A look at GNOME 2.14, comparison to KDE

Janne Ojaniemi janne.ojaniemi at nbl.fi
Mon Feb 20 21:31:56 CET 2006


On Monday 20 February 2006 22:11, Christian Loose wrote:

> Old version.
>
> http://www.tuxmachines.org/gallery/kde35/metabar?full=1
> (1280x1024)

The lines and borders are still there. Thanks for proving my point :).

> Well Konqueror also has more toolbar buttons. ;-)
> IMHO the separator between home and reload could be removed.

Why not remove some of the buttons instead?

> It's framed because you can have several frames in one Konqueror
> instance, but I agree that it could be less ugly.

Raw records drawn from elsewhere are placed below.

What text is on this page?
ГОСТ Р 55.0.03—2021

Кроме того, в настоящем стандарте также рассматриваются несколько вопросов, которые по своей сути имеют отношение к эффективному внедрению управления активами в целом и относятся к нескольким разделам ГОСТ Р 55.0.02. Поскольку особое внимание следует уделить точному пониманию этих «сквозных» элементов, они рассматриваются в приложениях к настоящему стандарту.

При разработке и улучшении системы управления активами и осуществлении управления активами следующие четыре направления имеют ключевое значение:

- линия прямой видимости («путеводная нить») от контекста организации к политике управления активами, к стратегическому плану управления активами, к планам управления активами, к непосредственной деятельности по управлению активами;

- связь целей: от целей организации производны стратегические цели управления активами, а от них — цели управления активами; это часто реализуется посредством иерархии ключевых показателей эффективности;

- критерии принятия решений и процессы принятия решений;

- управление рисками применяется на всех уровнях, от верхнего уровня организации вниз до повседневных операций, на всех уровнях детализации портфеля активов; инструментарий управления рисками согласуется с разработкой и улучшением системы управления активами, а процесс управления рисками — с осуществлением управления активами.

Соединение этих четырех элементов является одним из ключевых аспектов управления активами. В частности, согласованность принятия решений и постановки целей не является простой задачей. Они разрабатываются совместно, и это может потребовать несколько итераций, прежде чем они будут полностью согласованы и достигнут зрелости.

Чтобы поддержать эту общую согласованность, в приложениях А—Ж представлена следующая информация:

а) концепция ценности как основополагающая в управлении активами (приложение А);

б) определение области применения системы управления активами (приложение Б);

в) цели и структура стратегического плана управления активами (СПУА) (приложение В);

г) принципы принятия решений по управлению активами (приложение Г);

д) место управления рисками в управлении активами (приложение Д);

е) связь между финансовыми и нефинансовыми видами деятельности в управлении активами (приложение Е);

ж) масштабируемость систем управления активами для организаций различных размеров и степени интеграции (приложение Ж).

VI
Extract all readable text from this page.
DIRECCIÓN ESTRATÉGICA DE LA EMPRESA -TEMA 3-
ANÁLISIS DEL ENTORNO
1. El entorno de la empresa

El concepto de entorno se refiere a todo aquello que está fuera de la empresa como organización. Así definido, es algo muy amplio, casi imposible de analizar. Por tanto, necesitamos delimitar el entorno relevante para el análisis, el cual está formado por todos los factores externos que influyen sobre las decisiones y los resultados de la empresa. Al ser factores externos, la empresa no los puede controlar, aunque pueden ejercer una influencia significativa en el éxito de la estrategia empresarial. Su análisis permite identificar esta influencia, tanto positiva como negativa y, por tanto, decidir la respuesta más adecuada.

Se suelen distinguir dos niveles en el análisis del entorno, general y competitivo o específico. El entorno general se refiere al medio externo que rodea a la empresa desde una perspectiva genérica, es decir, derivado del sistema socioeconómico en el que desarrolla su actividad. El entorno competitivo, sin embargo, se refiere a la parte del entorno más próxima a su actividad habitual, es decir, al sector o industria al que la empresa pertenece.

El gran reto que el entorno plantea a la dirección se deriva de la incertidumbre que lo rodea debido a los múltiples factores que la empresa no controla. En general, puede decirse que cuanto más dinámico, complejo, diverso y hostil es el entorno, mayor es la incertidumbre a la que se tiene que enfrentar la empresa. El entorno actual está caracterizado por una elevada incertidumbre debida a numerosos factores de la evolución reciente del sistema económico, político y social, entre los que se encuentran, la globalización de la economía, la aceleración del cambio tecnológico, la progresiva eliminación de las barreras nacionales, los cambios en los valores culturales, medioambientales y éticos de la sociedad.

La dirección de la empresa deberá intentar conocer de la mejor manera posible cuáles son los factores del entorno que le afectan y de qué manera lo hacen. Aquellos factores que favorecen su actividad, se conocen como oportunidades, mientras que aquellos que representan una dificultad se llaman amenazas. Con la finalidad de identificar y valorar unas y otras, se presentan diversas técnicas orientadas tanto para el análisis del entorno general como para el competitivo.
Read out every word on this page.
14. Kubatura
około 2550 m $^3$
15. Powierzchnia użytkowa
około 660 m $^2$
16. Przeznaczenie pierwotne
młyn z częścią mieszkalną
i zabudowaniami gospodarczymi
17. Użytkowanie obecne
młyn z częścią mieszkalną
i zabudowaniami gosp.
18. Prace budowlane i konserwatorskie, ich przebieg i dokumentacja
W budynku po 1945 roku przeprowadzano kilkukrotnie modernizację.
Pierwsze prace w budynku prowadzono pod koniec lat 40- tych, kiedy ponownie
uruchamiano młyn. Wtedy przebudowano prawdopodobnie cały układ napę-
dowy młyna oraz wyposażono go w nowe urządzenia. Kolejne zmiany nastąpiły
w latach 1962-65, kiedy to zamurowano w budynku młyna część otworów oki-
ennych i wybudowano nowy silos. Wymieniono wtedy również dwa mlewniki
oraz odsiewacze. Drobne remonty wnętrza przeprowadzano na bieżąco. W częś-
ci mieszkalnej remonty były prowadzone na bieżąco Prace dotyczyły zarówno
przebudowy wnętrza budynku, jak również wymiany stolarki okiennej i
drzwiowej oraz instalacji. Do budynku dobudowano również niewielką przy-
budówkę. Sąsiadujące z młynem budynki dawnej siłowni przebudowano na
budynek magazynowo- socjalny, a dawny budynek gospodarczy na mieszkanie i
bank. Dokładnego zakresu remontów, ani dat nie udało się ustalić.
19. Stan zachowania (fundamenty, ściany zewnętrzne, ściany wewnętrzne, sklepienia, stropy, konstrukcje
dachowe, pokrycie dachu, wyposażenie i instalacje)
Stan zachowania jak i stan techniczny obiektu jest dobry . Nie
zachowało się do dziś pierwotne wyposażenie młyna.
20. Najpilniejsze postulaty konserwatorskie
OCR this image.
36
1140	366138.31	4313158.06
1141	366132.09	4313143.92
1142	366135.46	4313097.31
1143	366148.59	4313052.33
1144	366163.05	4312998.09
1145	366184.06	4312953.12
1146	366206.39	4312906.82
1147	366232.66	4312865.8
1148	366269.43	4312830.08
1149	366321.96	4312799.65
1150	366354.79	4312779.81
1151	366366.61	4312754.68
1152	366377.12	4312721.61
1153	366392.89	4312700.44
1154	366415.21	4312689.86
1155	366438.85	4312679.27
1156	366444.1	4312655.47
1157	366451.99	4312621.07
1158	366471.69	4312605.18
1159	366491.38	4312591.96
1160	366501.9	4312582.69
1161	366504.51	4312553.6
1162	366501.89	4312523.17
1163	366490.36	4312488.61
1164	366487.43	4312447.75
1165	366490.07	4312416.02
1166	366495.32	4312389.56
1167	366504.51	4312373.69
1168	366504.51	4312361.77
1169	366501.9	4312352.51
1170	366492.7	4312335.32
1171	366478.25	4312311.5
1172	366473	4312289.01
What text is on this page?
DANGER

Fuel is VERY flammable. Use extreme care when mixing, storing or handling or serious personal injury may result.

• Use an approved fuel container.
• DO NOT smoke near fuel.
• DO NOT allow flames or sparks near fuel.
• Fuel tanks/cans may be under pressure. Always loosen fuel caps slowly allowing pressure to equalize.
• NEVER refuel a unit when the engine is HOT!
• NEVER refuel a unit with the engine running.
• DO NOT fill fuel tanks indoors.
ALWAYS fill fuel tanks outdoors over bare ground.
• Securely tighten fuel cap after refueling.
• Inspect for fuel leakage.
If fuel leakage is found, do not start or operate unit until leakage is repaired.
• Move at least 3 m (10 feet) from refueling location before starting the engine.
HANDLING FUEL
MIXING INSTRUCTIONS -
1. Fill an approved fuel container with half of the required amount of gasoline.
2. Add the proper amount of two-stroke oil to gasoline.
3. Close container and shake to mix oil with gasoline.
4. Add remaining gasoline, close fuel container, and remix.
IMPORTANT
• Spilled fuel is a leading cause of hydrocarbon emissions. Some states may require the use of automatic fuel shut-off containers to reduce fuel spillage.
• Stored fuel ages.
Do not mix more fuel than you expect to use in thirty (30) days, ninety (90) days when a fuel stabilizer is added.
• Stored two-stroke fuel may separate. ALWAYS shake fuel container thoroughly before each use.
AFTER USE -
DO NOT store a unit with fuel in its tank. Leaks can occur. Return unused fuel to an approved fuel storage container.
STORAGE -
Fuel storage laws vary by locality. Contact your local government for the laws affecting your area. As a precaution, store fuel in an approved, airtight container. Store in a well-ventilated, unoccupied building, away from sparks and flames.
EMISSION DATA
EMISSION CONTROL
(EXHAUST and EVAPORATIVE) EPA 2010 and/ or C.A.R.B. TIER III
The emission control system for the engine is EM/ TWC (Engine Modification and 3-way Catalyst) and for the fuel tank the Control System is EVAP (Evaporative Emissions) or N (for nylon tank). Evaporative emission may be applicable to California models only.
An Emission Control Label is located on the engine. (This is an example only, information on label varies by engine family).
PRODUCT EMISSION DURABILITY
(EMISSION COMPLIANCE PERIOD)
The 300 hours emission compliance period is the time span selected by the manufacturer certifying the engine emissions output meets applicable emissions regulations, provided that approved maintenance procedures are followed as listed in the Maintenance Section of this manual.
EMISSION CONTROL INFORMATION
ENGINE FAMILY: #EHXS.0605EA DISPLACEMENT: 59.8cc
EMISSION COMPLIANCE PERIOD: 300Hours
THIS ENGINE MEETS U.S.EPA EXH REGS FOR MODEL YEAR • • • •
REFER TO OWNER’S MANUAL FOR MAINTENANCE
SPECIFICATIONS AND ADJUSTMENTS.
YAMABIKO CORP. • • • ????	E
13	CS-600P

It could be ALOT less ugly. And those frames are not needed, even if you have 
several content-areas. Note: I'm not talking about the difference between the 
content-area and the background of the app-window. I'm talking about the 
line(s) that exist between them.

> It's a splitter (qt:qsplitter). It allows you to change the size of the
> sidebar. It's pretty useful for deep directory trees.
> Can you change the sidebar width in Nautilus?

I'm not talking about the splitter. I'm talking about the frames (same as the 
ones around the content-area). Notice the dark lines on both sides of the 
handle where you can adjust the size of the sidebar. Those are IMO not 
needed.

> Part of the frame. See above.

And we don't need those frames, lines and borders. They are ugly, plain and 
simple.

> Sure. Every line edit and combobox has a frame around it. Even in GNOME:
> http://www.gnome.org/~davyd/gnome-2-14/images/nautilus-search.png

IMO that doesn't look as bad is it does on KDE. Blue seems nicer than gray. 
But still, nice frame or not, no frame at all would be nicer and simpler.

> Use "Text under Icons" and you will also have a lot of space between the
> icons.

Why are the icons so cramped together by default?